Tudo aconteceu rápido demais, os caninos pontiagudos das criaturas na mesa refletem a luz dos candelabros, a menininha que chorava foge em direção a porta com seu vestido manchado com a urina quente, ela passa pelos pais um segundo antes que um dos vampiros caísse do teto e abrisse o pescoço de ambos fazendo o sangue espirrar longe. A filha não vai longe, esta prestes a encostar na maçaneta da porta quando Rahadin atravessa o peito da garotinha com um golpe de sua mão. Metade do grupo de vampiros se alimenta do corpo da família e a outra vem se aproximando das amigas Lolita e Kathani.

As criaturas malditas se aproximam de sua presa pouco a pouco, esticam suas garras enquanto o anfitrião sorri e tamborila seus dedos na base de uma taça do que, depois de toda a carnificina, não deve ser vinho.

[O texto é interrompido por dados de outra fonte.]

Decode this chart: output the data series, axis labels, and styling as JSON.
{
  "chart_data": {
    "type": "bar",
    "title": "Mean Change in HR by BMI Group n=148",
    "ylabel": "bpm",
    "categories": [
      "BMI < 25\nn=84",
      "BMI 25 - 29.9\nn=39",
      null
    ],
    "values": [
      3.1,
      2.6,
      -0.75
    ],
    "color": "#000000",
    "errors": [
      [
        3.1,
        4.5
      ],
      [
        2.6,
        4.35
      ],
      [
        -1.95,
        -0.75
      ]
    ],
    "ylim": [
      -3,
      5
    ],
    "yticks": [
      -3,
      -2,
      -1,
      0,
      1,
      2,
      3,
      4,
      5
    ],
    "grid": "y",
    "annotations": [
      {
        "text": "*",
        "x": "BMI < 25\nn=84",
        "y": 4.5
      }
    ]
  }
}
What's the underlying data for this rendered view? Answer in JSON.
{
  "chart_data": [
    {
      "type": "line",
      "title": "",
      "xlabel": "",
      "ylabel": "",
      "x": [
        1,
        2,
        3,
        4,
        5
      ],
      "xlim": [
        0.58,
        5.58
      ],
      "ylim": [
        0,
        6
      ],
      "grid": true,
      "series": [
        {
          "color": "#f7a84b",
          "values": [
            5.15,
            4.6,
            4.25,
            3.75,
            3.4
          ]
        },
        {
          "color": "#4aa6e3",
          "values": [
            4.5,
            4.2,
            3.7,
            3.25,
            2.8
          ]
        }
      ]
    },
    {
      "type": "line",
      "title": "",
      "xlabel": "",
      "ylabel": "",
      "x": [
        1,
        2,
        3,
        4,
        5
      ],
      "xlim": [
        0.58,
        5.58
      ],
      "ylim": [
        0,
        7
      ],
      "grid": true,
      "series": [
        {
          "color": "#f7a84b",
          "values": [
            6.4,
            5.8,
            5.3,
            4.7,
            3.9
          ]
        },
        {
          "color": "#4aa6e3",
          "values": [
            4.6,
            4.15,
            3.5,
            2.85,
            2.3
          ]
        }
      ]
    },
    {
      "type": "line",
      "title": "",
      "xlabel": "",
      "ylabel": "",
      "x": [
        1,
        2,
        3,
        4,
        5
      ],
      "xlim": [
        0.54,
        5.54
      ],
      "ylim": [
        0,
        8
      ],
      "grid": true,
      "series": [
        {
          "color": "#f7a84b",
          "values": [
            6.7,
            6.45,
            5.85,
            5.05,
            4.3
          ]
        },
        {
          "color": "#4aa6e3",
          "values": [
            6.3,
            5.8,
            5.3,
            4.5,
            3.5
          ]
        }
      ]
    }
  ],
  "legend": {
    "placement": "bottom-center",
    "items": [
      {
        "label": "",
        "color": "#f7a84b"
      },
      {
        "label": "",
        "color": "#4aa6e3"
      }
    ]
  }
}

As amigas se afastam o máximo possível mas acabam encurraladas, seus algozes dão um passo na direção delas e… Uma explosão ilumina toda a sala, os gritos dos vampiros ultrapassam o estampido da explosão e quando a luz e o fogo diminuem o que resta são os corpos fumegantes das quatro criaturas. Uma mulher alta de cabelos cacheados longos afastados do rosto por uma faixa vermelha, vestindo roupas coloridas de viagem e de batalha e portando um sabre longo, trava uma batalha feroz contra Rahadin bem na frente das duas, o vampiro é obviamente um exímio espadachim mas a mulher se mostra mais audaciosa ao duelar apenas com uma mão, com a outra pega um frasco de liquido borbulhante prateado dentro de sua bolsa, atira o frasco contra o vampiro que o golpeia em pleno ar, derrubando a prata liquida sobre seu corpo que grita de dor. Ela aproveita a guarda baixa para atravessar o peito do vampiro com sua espada prateada, enquanto olha na direção do anfitrião e grita:

— O próximo é você Diabo Strahd, seu reino de terror acaba agora.

O sorriso do Diabo Strahd não vacila, enquanto a mulher se atira sobre a mesa e se prepara para o combate com sua espada de prata em uma mão e uma adaga que irrompe em chamas na outra. A ultima coisa que veem antes de serem puxadas para fora da sala é o olhar do vampiro se fixar em ambas e seu sorriso se abrir para revelar caninos pontiagudos prestes a serem utilizados. As duas caem ao chão e a porta do salão de jantar é fechada com um estrondo. Uma criatura mecânica trajando vestes de bobo da corte olha para elas com seus olhos inertes, ele afirma se chamar Piddlewick II e que esta ali pra resgata-las, ele anda mancando em direção a uma escadaria levando um saco repleto de itens que batem um contra o outro às suas costas.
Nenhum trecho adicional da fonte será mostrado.